Previously, we demonstrated that the non-antibiotic penicillin derivative TAP7f inhibited melanoma metastasis in vitro and in vivo, through the downregulation of β-catenin and integrin αVβ3. As angiogenesis is required for tumor growth and metastasis, we decided to explore the possible antiangiogenic effect of TAP7f. We found that TAP7f inhibited proliferation, migration, tube formation and actin cytoskeleton organization of human endothelial cells. In a gel plug assay, an in vivo model for angiogenesis, TAP7f also blocked vascular formation induced by fibroblast growth factor-2. Furthermore, when murine B16-F10 melanoma cells pre-treated with TAP7f were injected intradermally in mice, we observed a decrease in the number and thickness of the capillaries surrounding the tumor. Additionally, TAP7f downregulated vascular endothelial growth factor (VEGF) and platelet-derived growth factor-B (PDGF-B) expression in B16-F10 cells, and VEGF receptor expression in HMEC-1 endothelial cells. When the anti-tumor effect of TAP7f was studied in C57BL/6J mice challenged with B16-F10 melanoma cells, a significant reduction of tumor growth was observed.
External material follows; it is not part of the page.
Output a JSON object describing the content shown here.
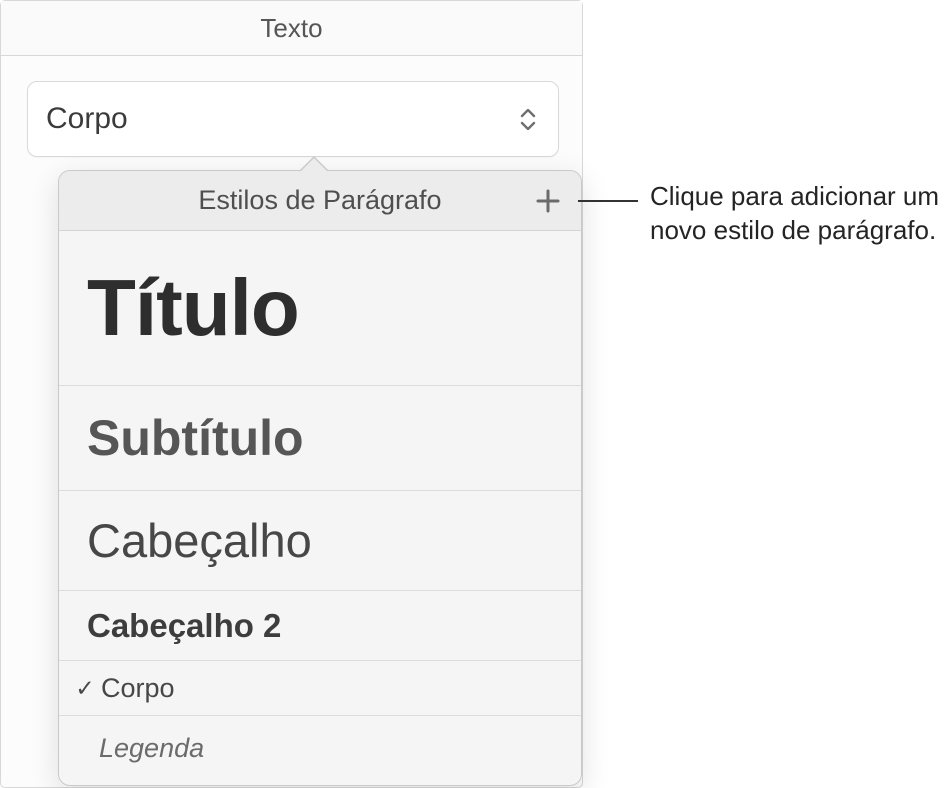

Further, a decreased expression of VEGF, PDGF-B and the endothelial cell marker CD34 was observed in tumors from TAP7f-treated mice. Together, our results suggest that the antiangiogenic activity of TAP7f contributes to its antitumor and antimetastatic action and positions this penicillin derivative as an alternative or complementary agent for the treatment of melanoma.